OREILLE – Depuis 15 ans, les bénévoles de l’association la Porte Ouverte accueillent les Toulousains qui ont besoin de parler. Ils proposent une écoute tous les jours de l’année. Avec bienveillance et sans jugement.
©Kevin-Figuier/JTC’est un pas-de-porte discret mais bien situé, dans la rue des Couteliers. Une enseigne bleue avec le nom de l’association indique le chemin aux âmes esseulées. Cet après-midi-là, Catherine Decorse et Nicole Decarne, coprésidentes de l’association, sont chargées des écoutes. Une fois la porte vitrée franchie, elles accueillent les visiteurs d’un sourire bienveillant et d’une poignée de main chaleureuse. Puis, elles invitent à prendre place dans l’une des deux petites pièces destinées aux entretiens. Sur le bureau, une coupelle avec quelques chocolats et, à portée de main, une boîte de mouchoirs pour sécher d’éventuelles larmes. Un téléphone est aussi installé dans chaque pièce. «Il est possible de nous appeler mais nous privilégions toujours l’accueil en face à face», précise Nicole Decarne.

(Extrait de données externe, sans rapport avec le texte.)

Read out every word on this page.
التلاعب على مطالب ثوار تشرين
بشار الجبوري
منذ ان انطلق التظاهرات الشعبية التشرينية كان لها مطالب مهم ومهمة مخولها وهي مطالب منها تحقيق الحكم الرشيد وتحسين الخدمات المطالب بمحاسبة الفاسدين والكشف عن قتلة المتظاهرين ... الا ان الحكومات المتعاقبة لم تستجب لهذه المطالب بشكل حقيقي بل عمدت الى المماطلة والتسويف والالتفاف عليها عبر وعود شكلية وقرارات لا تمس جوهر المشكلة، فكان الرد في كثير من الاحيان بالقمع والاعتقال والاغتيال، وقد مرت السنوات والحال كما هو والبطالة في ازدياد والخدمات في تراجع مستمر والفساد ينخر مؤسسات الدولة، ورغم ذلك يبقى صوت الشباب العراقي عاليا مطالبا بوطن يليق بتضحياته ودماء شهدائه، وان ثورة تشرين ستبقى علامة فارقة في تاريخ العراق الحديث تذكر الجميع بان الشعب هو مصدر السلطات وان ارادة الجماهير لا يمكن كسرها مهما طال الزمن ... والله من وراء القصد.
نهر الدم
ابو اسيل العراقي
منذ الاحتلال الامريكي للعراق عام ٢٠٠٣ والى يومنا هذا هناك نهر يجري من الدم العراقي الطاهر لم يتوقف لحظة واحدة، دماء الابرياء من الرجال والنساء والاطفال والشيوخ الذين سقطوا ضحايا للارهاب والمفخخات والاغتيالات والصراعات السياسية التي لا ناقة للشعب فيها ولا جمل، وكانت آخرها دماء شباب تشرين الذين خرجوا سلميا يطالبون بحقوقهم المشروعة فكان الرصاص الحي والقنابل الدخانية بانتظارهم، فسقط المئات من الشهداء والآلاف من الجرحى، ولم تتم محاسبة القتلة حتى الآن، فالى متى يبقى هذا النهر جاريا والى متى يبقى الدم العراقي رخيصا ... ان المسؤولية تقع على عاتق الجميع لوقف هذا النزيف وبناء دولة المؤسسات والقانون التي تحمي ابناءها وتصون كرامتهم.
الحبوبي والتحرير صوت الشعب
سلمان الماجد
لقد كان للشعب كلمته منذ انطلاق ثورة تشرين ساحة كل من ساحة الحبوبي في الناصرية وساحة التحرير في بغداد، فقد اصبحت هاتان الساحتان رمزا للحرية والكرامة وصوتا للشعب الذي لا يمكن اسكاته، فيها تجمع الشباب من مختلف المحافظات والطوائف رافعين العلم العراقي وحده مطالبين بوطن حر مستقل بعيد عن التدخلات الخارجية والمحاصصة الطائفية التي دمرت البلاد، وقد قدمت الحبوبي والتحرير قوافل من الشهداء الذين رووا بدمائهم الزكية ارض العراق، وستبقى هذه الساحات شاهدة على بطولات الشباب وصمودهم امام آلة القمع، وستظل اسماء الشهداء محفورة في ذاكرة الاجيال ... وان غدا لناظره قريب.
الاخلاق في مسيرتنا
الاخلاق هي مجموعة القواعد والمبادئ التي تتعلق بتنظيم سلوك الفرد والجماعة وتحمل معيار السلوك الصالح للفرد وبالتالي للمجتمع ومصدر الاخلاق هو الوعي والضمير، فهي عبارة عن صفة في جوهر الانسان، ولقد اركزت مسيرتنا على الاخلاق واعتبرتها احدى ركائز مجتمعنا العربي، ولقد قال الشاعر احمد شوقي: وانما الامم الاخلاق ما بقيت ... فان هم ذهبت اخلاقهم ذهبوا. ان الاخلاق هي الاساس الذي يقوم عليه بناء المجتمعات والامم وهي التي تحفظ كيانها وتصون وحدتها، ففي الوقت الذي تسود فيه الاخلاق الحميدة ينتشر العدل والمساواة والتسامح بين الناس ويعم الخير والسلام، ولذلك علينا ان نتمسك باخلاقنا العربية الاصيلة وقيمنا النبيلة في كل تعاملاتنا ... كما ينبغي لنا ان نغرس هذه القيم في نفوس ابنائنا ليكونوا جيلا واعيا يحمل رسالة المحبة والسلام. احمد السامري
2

Dans ce lieu où l’on entre sans rendez-vous, tous les profils se présentent. Idées suicidaires, peines de cœur, angoisses, envies de refaire le monde ou encore d’exprimer une opinion sur un sujet d’actualité. «Le point commun, c’est la solitude et bien souvent des situations de précarité.» Solitude qui ne se loge pas toujours où l’on pense. « Nous recevons aussi des personnes ayant des proches, des amis, mais elles n’ont pas le sentiment de pouvoir se confier librement à eux», expliquent-elles.
Une fois la porte du bureau fermée, les bénévoles enfilent leur costume d’écoutant. Ils ne demandent ni nom ni prénom. Une condition pour que la parole se libère. Dès les premières minutes, ils se chargent d’instaurer un climat de confiance. «Parfois, la personne pleure ou reste silencieuse pendant de longues minutes », explique Catherine Decorse. « Ce silence était très dur à gérer au début », se souvient Nicole Decarne, écoutante depuis maintenant neuf ans. « J’ai appris à lui laisser sa place. Si la personne ne le brise pas d’elle-même, nous lançons un discret : “C’est difficile aujourd’hui ?”»
« Nous pratiquons l’écoute non directive », explique Nicole Decarne. « Nous aidons la personne à mettre des mots sur son malaise. Cela passe par exemple par lui faire répéter, reformuler ce qu’elle vient de dire.» Une technique d’écoute spécifique à laquelle la vingtaine de bénévoles de la Porte Ouverte sont systématiquement formés.
« Le simple fait que nous écoutions jusqu’au bout et avec attention soulage. On sent parfois qu’un poids s’évanouit au fil de l’entretien», commente Catherine Decorse. Une écoute destinée aussi à éviter le pire : la Porte Ouverte fait partie du réseau de prévention suicidede Midi-Pyrénées. «On n’hésite pas à demander à une personne qui pourrait passer à l’acte : “Vous avez des idées suicidaires en ce moment?” car elle décroche du réel», précise Catherine Decorse.
L’entretien terminé, la porte de l’association peut être refermée à tout jamais. « On ignore si la personne va mieux», glisse Catherine Decorse. Parfois, certains viennent remercier ou instaurent des visites régulières. « Un homme qui vient très régulièrement est un jour parti en voyage. Et dès son retour de l’aéroport, il nous a rendu visite. Comme si nous étions un SAS avant de retrouver la solitude chez lui », glisse Nicole Decarne. « À ce moment-là, on se dit que c’est chouette ce qu’il se passe ici.»